Statistics algorithms refactored#

vtkStatisticsAlgorithm and its subclasses have been refactored to produce instances of a new data object (vtkStatisticalModel) for models rather than a vtkMultiBlockDataSet instance holding vtkTables. This is a breaking change as it would be very hard to reliably validate and test filters that could be configured to produce different output types (especially since models are used as both filter inputs and outputs).

This commit adds methods which enable any algorithm to own an instance of vtkStatisticsAlgorithmPrivate (which holds sets of requested attribute-array names) and copy its contents to a vtkStatisticsAlgorithm subclass they own. This way, a “wrapper” algorithm that adapts a vtkDataObject into a vtkTable can run on any statistics algorithm (instead of requiring a subclass of the wrapper for each subclass of vtkStatisticsAlgorithm as was done in the past).

We also add vtkGenerateStatistics which adapts geometric and composite VTK data objects into tables of samples and creates statistical models of the samples. It accepts composite data held in a distributed-memory environment and performs communication as needed to build one model (or one hierarchy of models for composite data if requested) across all ranks. It does not currently handle multiblock datasets (you should convert to a partitioned dataset collection instead) or cell grids (though there is some work in this direction).

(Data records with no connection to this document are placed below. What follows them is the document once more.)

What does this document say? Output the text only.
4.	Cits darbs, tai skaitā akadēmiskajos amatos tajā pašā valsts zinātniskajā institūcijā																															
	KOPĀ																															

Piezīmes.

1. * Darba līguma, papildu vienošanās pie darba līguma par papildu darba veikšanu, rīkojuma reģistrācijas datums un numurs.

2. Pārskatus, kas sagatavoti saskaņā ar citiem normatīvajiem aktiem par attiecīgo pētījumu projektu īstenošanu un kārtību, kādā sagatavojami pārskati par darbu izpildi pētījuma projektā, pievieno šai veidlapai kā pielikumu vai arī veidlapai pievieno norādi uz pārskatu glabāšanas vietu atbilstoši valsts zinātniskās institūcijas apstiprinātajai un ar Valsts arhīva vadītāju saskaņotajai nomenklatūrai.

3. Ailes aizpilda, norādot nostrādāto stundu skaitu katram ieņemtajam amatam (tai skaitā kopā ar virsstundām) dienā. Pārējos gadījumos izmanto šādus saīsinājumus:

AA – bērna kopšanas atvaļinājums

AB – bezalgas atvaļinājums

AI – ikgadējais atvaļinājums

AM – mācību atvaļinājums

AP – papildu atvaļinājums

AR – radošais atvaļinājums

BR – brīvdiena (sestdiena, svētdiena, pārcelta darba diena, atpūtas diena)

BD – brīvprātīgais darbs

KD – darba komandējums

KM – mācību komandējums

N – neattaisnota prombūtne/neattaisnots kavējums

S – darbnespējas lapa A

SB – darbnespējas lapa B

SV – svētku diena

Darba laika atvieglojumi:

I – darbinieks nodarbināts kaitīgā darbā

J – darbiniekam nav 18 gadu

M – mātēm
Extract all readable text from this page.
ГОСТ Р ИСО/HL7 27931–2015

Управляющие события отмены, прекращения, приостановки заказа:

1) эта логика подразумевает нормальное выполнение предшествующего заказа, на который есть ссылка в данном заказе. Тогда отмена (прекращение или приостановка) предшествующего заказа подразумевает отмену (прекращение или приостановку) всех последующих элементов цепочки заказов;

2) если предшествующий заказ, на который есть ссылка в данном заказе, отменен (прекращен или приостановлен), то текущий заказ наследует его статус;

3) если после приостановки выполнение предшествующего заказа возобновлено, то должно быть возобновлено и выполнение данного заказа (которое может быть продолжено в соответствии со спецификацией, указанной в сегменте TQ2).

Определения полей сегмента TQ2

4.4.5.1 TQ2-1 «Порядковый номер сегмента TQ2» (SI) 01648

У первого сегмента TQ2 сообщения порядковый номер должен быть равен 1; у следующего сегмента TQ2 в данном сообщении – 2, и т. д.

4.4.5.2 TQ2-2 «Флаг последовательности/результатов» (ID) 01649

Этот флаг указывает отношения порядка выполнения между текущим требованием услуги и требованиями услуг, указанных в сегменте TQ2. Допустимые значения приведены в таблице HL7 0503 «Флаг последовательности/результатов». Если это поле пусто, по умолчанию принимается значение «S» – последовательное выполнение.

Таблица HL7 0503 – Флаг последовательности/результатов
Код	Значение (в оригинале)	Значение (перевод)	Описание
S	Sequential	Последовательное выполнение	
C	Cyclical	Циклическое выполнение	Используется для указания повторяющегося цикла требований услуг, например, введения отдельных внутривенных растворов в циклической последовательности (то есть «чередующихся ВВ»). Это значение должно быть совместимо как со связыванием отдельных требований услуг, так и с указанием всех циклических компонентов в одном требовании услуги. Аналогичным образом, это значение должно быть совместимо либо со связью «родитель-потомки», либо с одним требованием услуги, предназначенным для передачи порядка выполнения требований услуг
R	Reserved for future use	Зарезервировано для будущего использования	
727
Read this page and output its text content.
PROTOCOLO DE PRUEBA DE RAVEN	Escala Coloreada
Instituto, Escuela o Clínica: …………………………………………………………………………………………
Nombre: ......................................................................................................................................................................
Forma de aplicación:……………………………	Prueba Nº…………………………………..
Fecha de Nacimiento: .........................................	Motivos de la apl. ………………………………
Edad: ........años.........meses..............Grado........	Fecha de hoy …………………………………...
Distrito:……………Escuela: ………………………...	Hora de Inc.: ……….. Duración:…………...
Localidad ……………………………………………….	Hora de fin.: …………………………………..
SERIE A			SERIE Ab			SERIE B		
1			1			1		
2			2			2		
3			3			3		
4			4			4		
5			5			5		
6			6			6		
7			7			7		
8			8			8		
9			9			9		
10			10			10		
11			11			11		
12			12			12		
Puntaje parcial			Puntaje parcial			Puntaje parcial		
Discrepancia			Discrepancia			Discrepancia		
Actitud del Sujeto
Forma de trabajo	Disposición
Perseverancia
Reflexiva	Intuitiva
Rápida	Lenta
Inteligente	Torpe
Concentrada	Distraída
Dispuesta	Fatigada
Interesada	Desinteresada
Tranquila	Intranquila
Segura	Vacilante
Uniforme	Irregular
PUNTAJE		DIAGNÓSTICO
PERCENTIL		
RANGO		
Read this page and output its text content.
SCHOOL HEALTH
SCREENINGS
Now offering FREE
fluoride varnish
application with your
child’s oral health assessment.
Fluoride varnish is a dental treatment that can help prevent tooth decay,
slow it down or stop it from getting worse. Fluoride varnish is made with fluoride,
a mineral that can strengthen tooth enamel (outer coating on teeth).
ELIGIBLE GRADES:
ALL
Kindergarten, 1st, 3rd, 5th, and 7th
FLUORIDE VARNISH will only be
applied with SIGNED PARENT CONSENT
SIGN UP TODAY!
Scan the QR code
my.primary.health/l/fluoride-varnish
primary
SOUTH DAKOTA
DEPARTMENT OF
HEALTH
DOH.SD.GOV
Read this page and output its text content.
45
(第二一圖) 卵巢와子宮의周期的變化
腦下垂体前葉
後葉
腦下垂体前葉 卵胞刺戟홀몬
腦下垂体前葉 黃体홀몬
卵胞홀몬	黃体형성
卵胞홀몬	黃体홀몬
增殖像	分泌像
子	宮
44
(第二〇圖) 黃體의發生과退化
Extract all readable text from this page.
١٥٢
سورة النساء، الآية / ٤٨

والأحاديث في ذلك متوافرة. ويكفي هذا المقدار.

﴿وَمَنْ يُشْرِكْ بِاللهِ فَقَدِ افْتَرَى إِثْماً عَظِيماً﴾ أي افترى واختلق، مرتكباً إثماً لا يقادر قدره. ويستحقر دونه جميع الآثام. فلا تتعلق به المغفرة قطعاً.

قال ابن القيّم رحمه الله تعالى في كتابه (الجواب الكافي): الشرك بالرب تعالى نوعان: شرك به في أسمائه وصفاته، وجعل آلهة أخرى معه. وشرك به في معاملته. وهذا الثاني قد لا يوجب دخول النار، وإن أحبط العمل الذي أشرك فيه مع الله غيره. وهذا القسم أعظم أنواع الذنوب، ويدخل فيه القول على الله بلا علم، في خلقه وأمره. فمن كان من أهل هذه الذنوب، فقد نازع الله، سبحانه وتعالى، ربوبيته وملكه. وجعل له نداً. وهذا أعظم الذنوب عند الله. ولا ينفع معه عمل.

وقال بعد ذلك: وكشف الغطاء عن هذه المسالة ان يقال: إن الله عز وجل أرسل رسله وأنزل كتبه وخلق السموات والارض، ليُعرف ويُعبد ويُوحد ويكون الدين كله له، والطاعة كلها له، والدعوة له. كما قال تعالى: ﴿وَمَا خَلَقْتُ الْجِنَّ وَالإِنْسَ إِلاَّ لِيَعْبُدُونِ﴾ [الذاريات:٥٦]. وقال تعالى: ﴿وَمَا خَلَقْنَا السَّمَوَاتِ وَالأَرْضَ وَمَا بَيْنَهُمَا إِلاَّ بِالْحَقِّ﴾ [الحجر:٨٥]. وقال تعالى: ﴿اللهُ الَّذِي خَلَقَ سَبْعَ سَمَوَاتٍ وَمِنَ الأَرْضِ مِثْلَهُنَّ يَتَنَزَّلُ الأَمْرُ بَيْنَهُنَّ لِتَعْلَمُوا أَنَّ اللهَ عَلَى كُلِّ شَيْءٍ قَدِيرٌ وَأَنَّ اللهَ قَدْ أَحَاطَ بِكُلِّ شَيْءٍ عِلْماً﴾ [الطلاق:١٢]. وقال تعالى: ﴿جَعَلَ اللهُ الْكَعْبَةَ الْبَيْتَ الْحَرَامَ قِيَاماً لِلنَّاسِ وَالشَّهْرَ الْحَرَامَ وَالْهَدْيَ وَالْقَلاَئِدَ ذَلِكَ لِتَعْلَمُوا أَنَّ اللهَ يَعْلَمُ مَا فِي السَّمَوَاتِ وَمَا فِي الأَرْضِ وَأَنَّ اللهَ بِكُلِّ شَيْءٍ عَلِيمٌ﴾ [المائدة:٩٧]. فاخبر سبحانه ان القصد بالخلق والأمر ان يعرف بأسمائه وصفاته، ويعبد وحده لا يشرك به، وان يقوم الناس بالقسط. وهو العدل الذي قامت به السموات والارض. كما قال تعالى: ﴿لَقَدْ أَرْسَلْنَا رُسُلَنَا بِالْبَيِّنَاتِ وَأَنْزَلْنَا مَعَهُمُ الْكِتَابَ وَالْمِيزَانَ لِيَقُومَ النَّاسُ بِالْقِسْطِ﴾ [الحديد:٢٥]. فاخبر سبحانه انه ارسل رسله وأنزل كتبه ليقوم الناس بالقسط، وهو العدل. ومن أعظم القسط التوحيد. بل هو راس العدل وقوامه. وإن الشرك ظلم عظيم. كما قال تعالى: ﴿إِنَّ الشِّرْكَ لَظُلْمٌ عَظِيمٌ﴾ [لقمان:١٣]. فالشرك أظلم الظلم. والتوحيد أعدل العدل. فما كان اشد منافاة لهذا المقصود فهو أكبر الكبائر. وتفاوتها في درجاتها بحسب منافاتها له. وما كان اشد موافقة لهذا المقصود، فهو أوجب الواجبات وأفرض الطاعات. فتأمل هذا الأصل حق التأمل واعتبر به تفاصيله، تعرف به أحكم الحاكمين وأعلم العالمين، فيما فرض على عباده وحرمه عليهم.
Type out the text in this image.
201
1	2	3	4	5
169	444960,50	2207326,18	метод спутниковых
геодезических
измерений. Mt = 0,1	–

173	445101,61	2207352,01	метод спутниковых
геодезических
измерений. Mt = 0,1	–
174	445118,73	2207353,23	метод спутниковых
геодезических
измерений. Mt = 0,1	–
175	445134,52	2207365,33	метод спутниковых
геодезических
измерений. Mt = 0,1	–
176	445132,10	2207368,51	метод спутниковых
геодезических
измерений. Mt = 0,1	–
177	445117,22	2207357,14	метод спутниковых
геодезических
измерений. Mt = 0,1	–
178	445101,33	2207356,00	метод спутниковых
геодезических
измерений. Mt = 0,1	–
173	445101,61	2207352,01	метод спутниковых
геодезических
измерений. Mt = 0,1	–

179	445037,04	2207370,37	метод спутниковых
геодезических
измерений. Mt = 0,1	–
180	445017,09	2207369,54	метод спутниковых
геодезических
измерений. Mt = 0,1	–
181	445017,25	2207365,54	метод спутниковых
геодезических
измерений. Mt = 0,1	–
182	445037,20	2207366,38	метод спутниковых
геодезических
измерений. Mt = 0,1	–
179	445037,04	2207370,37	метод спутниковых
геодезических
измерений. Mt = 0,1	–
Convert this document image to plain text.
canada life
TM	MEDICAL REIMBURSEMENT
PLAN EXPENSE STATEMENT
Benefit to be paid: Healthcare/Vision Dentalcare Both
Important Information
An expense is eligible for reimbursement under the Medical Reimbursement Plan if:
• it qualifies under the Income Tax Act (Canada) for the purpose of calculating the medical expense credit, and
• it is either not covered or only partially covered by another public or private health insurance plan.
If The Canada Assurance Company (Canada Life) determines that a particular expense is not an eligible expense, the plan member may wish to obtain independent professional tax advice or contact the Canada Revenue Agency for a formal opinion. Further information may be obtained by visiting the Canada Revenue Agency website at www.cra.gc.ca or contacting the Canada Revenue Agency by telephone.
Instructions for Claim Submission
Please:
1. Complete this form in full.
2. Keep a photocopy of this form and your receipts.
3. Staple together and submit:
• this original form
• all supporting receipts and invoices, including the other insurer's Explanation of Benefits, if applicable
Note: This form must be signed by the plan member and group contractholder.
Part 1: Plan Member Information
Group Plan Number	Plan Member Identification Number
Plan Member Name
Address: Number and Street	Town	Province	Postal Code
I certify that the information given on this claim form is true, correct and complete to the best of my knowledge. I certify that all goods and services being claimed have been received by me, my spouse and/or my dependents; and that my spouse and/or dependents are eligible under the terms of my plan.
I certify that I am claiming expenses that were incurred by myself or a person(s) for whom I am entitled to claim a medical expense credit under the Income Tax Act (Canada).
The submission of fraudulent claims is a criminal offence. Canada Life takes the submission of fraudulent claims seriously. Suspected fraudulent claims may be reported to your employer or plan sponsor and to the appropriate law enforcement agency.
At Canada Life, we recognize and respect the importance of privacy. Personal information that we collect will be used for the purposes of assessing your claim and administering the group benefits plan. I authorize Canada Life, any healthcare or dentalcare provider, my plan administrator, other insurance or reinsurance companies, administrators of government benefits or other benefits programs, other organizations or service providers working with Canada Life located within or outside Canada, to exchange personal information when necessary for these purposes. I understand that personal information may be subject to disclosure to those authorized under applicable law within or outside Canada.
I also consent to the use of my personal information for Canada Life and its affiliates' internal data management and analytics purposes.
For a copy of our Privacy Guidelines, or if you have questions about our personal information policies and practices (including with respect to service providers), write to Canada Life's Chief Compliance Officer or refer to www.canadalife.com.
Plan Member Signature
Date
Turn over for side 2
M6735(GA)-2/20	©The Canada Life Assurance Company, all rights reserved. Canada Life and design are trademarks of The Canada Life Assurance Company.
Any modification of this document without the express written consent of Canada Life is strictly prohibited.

Because vtkGenerateStatistics owns and can apply an instance of any subclass of vtkStatisticsAlgorithm to the tables it produces, the vtkStatisticsAlgorithm class now implements methods to serialize and deserialize ivars of any subclass. This allows a vtkStatisticalModel (which stores the serialization) to produce an instance of a properly-configured vtkStatisticsAlgorithm to perform further processing (such as assessing data or testing the likelihood of a model).

In order to facilitate communication of statistical model data across ranks, both an XML and a legacy reader/writer pair for the new vtkStatisticalModel data object are added. The XML reader/writer only perform inline ASCII reads/writes for now. Models are small, so that is all that should be required.

We add a new statistics algorithm for combined order+moment stats called vtkVisualStatistics. It inherits vtkDescriptiveStatistics and adds a fixed-width bin approximation to a histogram of data. This has the potential to be faster than vtkOrderStatistics but cannot capture unique frequent values the way order statistics can.

A new filter, vtkSumTables is provided to sum numeric columns of a set of input vtkTable instances. This is used by vtkVisualStatistics to aggregate binned histogram models.

vtkExtractStatisticalModelTables is a new filter to extract model tables from a statistical model so that applications which do not deal with vtkStatisticalModel data objects can still access model information.

We centralize and expand ghost counting for statistics algorithms:

  • Move GhostsToSkip bit-mask and NumberOfGhosts ivar to the base vtkStatisticsAlgorithm class. This removes a lot of duplication in subclasses. Really, all subclasses should support skipping ghosts.

  • Expand support for skipping ghosted samples to the vtkCorrelativeStatistics filter.

As part of this change, vtkPCAStatistics has renamed its Test output column from “Block” to “Partition,” so if you have code that processes the output of vtkPCAStatistics you may need to look for the column under its new name (in addition to processing models in their new format).

Finally, this adds a new cell-grid query for creating sample tables named vtkCellGridSampleQuery, but does not provide any responders.